If anyone argued that this was a democratic triumph, it would be because they don’t understand what democracy, or popular sovereignty is.

The counterargument

This is where the head-hurt sets in.

If option two (mutual co-operation) applies, and the states impose mutual restrictions on each other which stop their states from democratically choosing (for example) to abolish taxation for the time being, then we could say that popular sovereignty is diminished. With one hand, option two gives us a greater range of options tax-wise, but it takes the option to decide what it is away with the other.

The problem with this argument is that, if your state abolishes all taxes, it would make it impossible for neighbouring states to collect their taxes. Their tax-dodgers would all move to, and trade in your jurisdiction. Co-operation would be unsustainable in the first place.
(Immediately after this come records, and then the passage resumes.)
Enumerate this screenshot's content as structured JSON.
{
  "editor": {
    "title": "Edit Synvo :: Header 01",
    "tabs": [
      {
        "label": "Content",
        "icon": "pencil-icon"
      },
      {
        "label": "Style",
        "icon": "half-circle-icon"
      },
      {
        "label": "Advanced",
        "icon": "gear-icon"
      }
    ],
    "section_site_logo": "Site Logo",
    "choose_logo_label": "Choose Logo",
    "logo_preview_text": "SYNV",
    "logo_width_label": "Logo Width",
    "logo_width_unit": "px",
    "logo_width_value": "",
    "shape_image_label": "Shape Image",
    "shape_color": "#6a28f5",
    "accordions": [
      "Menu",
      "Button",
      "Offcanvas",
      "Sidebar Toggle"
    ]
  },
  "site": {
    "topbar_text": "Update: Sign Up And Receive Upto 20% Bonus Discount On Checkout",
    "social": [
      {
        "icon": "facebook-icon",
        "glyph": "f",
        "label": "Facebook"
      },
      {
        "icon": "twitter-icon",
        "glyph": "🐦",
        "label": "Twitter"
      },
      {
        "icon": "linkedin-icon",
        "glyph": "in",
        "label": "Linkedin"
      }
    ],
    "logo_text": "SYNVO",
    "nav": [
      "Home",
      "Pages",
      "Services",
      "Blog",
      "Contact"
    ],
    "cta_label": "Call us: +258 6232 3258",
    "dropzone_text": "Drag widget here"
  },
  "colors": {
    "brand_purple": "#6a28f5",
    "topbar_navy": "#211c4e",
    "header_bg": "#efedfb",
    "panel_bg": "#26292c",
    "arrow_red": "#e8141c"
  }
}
It’s a circular argument.

To make the case for breaking co-operation, those advocating it would need to show that they had worked hard with their neighbours to reach a consensus if it were possible, and they would need to demonstrate that the attitudes to taxation (in this instance) were radically different on different sides of the border.

They would also need to demonstrate that the value of uncompromising autonomy on the issues in question clearly outweighed the wider upside that co-operation brings — the ability to exercise policy choices on a wide range of issues that are not available to very autonomous states.

You would expect the people who are arguing for breaking co-operation to be the most actively engaged political interlocutors with their neighbouring states.

If they fail to do these things, then all they are really doing is arguing against popular sovereignty under the guise of arguing for national sovereignty.

Obviously, the issue that this question has been tested on the most recently (in the context of the UK planning to leave the EU) is immigration.

I think that’s enough for now though. It’s an interesting jumping off point, isn’t it?